Abstract

C-erbB-2 is a human protooncogene homologous with the well-known c-erbB. Genes and gene products of the EGF receptor and c-erbB are known to be closely related and to be closely homologous in their intracellular domain. Inspection of the deduced amino acid sequence suggested that the c-erbB-2 gene encodes a receptor for a yet unidentified growth factor. An immunohistological study was performed by introducing an antibody raised in the rabbit by immunization with a synthetic peptide corresponding to a part of the intracytoplasmic domain of predicted gene product. Specimens from 13 normal human organs, fresh frozen tissue from 41 surgically excised human malignant tumors and eight cell lines maintained in nude mice were studied. Positive staining was found in 4 of the 41 (9.8%) malignant tumors. All of the positive tumors were adenocarcinomas and two adenocarcinoma cell lines were also positive. Amongst the normal human tissues, epithelial cells in stomach, small and large intestine were faintly stained.

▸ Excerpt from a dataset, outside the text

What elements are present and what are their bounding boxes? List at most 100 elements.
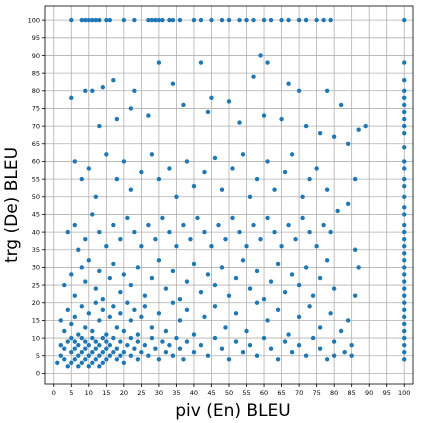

When the positively stained cell lines were studied by immunoelectronmicroscopy, the reaction was most prominent in the membrane of microvilli, but part of the nuclear membrane, the endoplasmic reticulum and the outer cell membrane were also stained. DNA and mRNA blot assays, as well as our immunoprecipitation test, revealed that immunohistologically positive cell lines bore amplified c-erbB-2 DNA, c-erbB-2 mRNA and 185 kD protein which is supposed to be the gene product, while negative cell lines did not.